Étant donné que la très grande majorité des études à long terme ont été menées dans des pays développés, en particulier dans l’hémisphère nord, cette analyse est biaisée sur le plan géographique et ne couvre pas de manière adéquate les tendances dans les régions tropicales, où les informations sur la biodiversité des insectes sont incomplètes ou insuffisantes.

Mais c’est vite oublié, en témoignent les points forts rappelés ci-dessus. Les auteurs n’ont tout simplement pas eu les éléments de base pour asséner leurs conclusions. Qui pourrait les avoir du reste, pour un sujet aussi complexe ?

Les déontologies bafouées

Affirmer cela ne signifie pas nier l’existence d’un problème de déclin des insectes – ou de certains insectes.

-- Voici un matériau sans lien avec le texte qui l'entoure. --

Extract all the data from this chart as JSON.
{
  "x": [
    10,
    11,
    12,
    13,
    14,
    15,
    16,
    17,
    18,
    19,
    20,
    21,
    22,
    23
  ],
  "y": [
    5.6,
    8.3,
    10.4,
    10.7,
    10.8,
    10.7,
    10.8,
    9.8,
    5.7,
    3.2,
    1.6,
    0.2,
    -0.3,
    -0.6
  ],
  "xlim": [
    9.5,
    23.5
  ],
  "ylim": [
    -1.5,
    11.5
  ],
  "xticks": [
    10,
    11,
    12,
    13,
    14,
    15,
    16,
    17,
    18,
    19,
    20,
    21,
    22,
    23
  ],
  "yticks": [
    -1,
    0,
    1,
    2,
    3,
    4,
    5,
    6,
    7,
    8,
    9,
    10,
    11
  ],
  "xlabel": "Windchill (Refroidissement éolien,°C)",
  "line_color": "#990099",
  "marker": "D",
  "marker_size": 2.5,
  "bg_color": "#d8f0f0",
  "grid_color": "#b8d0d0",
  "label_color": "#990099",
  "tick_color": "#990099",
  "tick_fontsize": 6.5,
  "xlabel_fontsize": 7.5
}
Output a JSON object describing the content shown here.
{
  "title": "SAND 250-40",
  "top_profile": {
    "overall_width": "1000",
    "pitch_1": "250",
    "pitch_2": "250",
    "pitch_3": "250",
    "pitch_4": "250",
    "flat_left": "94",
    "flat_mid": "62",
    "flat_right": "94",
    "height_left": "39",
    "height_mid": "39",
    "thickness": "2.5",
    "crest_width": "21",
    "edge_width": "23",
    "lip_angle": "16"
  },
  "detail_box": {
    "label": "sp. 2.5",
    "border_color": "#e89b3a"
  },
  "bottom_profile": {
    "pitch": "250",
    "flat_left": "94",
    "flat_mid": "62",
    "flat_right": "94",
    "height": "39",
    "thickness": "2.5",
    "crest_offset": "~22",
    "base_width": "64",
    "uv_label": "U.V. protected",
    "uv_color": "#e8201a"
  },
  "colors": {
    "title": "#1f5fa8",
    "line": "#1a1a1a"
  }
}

C’est affirmer l’existence d’un problème de déontologie scientifique. Qui devient médiatique au vu des déclarations faites aux médias.

Des médias qui ont gobé sans esprit critique, ni recul, ni consultation d’experts capables de mettre les travaux de ces deux chercheurs en perspective.

Un dernier mot sur l’agriculture

  1. Francisco Sánchez-Bayo et Kris A.G. Wyckhuys recommandent en conclusion de leur article un changement des pratiques agricoles en termes plutôt nuancés.

Dans le deuxième article du Monde, la parole a tout de même été donnée à un chercheur de l’INRA, M. Jean-Claude Streito, et celui-ci a opiné :

La replantation de haies, la mise en place de bandes enherbées, la plantation de zones fleuries et tout ce qui diversifie les espèces végétales dans le temps et dans l’espace sera favorable au retour de la diversité des insectes.

On ne peut qu’acquiescer. MM. Francisco Sánchez-Bayo et Kris A.G. Wyckhuys ont été plus péremptoire :

À moins que nous ne changions nos façons de produire nos aliments, les insectes auront pris le chemin de l’extinction en quelques décennies.

Et Le Monde d’ajouter :

La restauration des habitats, associée à une réduction drastique des pesticides, serait probablement le moyen le plus efficace de rétablir les populations, en particulier dans les zones d’agriculture intensive, selon le rapport.

Les fantasmes de l’agriculture dite « biologique » – qui n’utiliserait pas de pesticides selon la propagande – pointent le bout de leur nez… Il serait bon que les prescripteurs de remèdes magiques mettent une sourdine. Quels que soient les modes de production, il faudra nourrir les populations, et une diminution de l’intensivité se traduira forcément par une augmentation des surfaces cultivées requises et d’autres externalités négatives (par exemple l’érosion des sols du fait des labours et autres façons culturales) – à moins de mettre les populations à la diète. Il n’est pas sûr que ce soit la meilleure solution pour les insectes et la biodiversité en général.

Et pendant qu’on s’acharne sur les pesticides, y compris en tabassant un agriculteur, on passe à côté de choses plus importantes.